The text between the two pictures was in an old-fashioned-typewriter font that emphasized the raw and immediate message. Four short paragraphs written in the first person declared that the boy had been sexually abused. That those who should have been his protectors had failed him and that the man had always felt shame and kept his childhood story secret. Until now. The final paragraph was made up of a series of questions: How many children are growing up like this? How many children in Denmark will be raped this evening? Ten? One hundred? Five hundred? A thousand? What is your guess? Or don’t you care?
At the Roskildevej County secondary school, class 3Y was reading the notice. One of the students in the class had passed around a photocopy of it as a precursor to something she wanted to tell. Now she was standing next to the teacher’s desk and waiting patiently while the teacher sat on a chair in the corner of the room. The girl was one of his star students and it had not taken many pretty smiles to persuade him to let her have the first ten minutes of the lesson for her own purposes. Apart from being clever, she was also unusually attractive, and he looked her up and down stealthily with a gaze that contained more than pedagogical interest.
When everyone was done reading, the girl told them calmly about her childhood. Without hatred or pathos. She was gripping, and never before had 3Y been so quiet. Each word soared, every sentence perfectly formed, and she affected them like no one before her had done, with a story that could coax tears from a stone. Her issue. Their issue. Everyone’s issue. Every one of them felt it-for the first time in his or her life.
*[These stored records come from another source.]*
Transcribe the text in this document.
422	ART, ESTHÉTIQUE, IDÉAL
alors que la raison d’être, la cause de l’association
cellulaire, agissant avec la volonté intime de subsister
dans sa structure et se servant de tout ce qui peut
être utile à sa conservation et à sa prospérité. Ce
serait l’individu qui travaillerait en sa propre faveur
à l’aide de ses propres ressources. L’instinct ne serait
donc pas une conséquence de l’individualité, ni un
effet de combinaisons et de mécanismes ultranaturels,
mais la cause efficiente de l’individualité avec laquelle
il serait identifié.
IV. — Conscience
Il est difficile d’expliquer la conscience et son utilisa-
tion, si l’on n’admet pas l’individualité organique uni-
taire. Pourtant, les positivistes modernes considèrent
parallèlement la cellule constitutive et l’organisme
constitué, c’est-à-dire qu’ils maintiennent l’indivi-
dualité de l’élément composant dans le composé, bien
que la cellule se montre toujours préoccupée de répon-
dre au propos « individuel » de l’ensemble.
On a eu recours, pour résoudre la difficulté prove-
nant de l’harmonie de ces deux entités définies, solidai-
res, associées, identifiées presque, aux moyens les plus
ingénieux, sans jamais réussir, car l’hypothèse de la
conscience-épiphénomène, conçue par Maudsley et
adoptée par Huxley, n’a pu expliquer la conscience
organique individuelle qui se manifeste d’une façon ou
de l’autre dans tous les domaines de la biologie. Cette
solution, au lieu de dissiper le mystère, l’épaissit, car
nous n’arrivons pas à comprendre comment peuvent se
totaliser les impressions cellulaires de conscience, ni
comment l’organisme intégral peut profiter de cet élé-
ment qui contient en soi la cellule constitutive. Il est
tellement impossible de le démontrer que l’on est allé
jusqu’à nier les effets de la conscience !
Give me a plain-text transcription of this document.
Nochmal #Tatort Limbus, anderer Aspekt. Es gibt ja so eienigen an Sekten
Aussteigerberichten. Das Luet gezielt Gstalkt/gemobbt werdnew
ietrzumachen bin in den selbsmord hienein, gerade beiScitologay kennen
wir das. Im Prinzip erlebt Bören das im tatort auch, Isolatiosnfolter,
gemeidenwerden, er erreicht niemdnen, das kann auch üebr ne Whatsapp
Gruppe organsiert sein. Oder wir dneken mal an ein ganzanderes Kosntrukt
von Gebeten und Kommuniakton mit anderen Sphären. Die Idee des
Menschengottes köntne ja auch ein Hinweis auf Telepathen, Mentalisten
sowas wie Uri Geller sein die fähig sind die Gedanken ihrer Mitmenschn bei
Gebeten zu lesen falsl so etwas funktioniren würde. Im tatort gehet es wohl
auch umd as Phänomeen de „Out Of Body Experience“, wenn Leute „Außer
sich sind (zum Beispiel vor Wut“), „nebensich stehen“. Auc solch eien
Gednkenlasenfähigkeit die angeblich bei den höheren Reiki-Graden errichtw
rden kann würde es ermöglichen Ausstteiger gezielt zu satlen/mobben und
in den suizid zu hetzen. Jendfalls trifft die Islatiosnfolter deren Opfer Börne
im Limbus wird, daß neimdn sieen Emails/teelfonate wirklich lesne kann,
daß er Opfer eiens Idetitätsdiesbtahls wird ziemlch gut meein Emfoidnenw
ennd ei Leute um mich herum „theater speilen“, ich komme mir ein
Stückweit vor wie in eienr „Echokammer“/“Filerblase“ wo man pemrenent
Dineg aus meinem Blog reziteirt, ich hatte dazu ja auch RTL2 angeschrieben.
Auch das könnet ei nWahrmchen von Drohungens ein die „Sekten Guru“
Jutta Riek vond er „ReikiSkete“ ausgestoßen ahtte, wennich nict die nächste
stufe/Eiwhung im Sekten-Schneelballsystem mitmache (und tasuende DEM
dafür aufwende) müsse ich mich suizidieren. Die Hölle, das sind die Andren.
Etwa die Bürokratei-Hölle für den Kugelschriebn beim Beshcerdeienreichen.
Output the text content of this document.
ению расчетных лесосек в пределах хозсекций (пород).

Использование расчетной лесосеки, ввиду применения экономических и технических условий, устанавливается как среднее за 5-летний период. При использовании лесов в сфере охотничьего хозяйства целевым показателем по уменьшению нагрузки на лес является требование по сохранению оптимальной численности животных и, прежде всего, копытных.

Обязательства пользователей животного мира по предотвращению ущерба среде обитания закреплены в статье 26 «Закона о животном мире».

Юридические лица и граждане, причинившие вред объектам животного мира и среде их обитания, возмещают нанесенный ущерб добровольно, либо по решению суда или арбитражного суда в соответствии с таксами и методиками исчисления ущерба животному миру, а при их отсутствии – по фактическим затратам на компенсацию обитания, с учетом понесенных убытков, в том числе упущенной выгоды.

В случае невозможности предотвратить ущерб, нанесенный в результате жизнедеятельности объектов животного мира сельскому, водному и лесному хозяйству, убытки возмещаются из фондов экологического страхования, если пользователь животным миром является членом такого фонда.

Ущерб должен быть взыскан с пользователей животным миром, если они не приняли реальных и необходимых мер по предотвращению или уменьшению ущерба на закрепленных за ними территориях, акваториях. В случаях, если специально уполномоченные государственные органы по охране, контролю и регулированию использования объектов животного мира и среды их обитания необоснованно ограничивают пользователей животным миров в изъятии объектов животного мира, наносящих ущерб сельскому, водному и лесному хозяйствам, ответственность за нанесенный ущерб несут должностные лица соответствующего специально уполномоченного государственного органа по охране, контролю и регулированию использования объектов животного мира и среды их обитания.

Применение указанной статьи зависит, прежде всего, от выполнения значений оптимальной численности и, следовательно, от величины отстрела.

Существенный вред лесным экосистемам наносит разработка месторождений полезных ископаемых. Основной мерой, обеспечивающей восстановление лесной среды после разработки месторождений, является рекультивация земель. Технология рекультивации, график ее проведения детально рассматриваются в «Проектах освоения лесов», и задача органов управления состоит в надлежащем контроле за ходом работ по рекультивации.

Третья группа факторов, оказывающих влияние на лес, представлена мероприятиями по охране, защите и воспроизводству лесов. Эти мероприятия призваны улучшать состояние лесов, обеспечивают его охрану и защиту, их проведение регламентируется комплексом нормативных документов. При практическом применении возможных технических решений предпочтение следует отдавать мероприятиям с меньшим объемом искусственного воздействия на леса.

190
What none of them knew was that the girl had spent a long time preparing her speech. She had known that the notice would one day appear, and that she would then stand ready with her own story. Many, many times she had stood in front of the mirror and rehearsed until everything had been perfected: her tone, phrasing, the lump in her throat, the spontaneous blush-even the curl of hair that accidentally fell over one eye at a certain moment. Inside she felt nothing except a glowing vanity at living up to her role as fire starter. Even though she knew that this was only the rehearsal and that a bigger scene was waiting for her.